Is it possible to multiply the €-value per utility point (0,10€) with the respective utility values of the levels (76 quality points and grape A) and sum them up?
So if 76 quality points have an utility of -58,68 and the grape A 2,47 it would be: -58,68 x 0,10€ + 2,47 x 0,10€ = -5,62€

Best regards,
Mary
edited Aug 9, 2019

Mary,

I think just like having a level as reference for computing the WTP for an attribute level, you'll need a product profile to use as reference for calculating the WTP for a product.  So identify a baseline or reference profile and then calculate utility of one of your constructed products relative to that baseline.

I can imagine situations where your different products might require different reference profiles.

I'd recommend you use the share equalization method for calculating WTP rather than the formula, or that if you do use the formula, calculate WTP at the respondent level and then take the median value across respondents.
answered Aug 9, 2019 by Platinum (95,675 points)

Yes, I wanted to calculate the WTP at the respondent level.
I thought that I could use quality level 76 and grape A as base or reference product and calculate the WTP for the other 4 combinations for each respondent. But that won’t work because the respondents differ in that their lowest utility is assigned to different levels, right?

Sorry, what is the share equalization method for calculating WTP?  Can I calculate the WTP for the different products at the respondent level with it?

Mary
Mary,

Do you care about utilities for specific levels of the reference product?  You're going to use the total utility for that product, and heterogeneity among values doesn't matter as much if you're computing WTP at the respondent level and then computing a median, right?

As for share equalization, simulate your reference product and one of the  four test products whose WTP you want to estimate.  Change the price of your test product until its share is equal to the share of the reference product.  This is the equalization price.
I am sorry Keith, I am not sure if I understand everything right and I am quite confused now. Or maybe I didn’t explain my purposes sufficiently?

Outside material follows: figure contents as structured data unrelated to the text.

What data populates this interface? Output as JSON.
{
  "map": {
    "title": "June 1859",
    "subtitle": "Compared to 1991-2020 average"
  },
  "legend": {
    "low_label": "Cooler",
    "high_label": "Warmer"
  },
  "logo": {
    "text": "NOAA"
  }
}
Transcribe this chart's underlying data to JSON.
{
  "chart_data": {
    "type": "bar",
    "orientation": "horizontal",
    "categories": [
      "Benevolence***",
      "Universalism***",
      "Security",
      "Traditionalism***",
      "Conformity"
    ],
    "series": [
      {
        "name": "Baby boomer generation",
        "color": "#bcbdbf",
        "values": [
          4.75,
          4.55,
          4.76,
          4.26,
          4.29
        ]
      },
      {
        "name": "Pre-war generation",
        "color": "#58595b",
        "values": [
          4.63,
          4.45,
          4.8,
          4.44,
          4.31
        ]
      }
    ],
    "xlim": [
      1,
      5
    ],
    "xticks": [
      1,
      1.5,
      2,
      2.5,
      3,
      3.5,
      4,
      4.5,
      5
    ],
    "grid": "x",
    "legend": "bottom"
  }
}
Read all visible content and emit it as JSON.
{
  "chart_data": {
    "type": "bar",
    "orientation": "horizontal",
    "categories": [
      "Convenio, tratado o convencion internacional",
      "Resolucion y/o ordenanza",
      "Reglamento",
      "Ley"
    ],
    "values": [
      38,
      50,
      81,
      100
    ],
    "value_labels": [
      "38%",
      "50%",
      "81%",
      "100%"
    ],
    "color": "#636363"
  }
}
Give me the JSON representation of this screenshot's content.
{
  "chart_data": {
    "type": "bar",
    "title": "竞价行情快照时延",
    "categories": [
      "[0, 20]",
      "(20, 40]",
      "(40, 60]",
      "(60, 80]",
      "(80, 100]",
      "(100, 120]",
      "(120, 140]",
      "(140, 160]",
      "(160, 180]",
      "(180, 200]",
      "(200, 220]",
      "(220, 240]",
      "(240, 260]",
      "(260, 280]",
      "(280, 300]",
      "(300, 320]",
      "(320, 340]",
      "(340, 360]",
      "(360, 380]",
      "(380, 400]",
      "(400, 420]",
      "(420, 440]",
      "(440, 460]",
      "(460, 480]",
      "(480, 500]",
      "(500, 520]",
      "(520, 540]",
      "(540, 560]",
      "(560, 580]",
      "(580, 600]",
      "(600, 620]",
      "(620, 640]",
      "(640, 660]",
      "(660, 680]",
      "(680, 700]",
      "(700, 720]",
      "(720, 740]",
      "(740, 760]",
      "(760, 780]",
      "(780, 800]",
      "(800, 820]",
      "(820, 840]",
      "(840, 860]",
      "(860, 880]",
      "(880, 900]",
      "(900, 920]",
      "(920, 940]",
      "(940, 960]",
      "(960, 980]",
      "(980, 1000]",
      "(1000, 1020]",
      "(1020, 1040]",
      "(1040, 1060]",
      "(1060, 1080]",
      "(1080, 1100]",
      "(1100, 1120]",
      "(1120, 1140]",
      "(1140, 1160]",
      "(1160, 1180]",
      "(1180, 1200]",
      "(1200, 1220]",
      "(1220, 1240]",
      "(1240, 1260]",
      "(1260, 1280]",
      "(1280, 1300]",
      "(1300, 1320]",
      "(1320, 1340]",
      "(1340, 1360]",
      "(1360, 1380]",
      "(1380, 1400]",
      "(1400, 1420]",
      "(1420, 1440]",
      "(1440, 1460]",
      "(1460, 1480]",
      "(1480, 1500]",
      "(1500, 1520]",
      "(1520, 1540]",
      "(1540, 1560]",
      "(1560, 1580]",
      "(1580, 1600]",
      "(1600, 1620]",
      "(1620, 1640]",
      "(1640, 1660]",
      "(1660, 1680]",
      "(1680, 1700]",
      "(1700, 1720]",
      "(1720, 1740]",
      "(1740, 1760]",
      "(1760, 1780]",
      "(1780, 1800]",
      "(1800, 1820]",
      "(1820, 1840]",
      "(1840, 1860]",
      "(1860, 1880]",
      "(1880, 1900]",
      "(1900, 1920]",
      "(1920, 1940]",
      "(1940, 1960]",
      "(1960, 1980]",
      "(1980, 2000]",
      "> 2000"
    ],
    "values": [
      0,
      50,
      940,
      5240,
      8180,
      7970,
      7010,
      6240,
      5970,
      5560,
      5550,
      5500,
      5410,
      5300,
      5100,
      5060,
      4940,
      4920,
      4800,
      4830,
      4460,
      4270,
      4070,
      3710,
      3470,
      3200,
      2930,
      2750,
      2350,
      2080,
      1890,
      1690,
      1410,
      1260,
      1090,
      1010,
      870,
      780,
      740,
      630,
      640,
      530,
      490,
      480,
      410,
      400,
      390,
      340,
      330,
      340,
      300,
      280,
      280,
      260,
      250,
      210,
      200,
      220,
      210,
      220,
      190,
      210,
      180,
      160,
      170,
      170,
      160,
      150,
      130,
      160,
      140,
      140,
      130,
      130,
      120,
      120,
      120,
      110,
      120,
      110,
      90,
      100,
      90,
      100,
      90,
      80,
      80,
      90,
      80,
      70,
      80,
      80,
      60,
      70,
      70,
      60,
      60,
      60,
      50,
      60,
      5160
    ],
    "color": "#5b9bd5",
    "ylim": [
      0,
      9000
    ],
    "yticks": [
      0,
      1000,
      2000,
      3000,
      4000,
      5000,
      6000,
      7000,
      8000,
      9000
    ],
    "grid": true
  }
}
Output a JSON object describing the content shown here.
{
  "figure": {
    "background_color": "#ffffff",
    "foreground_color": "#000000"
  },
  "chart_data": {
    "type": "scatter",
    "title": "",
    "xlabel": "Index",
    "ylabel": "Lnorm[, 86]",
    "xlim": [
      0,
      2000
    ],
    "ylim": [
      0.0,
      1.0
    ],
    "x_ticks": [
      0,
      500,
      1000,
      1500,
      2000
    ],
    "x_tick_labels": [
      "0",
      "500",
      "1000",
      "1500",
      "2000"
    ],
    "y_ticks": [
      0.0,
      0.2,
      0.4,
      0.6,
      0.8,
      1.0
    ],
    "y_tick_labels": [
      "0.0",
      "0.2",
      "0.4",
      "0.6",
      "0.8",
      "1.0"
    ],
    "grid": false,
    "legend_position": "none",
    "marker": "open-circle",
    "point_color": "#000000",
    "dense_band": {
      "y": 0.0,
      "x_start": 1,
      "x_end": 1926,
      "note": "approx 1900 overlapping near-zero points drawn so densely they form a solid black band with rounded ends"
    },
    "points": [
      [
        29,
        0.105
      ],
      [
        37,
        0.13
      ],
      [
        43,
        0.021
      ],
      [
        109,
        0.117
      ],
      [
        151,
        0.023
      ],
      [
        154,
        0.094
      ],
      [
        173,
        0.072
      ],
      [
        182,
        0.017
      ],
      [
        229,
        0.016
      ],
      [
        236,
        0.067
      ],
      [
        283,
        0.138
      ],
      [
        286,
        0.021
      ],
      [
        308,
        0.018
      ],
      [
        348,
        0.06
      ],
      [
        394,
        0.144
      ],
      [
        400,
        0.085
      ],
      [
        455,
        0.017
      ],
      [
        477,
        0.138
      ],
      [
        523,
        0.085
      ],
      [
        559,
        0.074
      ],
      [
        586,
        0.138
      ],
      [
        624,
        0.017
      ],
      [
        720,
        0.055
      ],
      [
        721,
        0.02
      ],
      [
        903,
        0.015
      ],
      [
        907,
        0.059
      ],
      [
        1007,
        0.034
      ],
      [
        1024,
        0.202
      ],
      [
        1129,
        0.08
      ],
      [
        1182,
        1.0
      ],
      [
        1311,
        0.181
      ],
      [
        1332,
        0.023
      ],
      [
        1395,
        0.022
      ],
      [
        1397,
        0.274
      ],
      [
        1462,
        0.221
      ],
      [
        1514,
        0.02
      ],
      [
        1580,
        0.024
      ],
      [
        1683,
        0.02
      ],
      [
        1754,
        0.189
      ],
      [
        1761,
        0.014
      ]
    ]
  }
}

Maybe you could make an example for me with my data?
Can I upload the Excel file with my data and you show me how to calculate the WTP for one respondent for a certain product?
Sure thing, Mary.

Send your Excel file to keith@sawtoothsoftware.com.  Please specify the specs of the reference product you want to build and of one of your test products (whose WTP you want to estimate).  If you do this with a formula, you can just use the \$/utility (calculated for a respondent) and multiply this by the difference in utility between your reference and test products, right?

Though again, I'd recommend using the simulation-based share equalization rather than the WTP formula.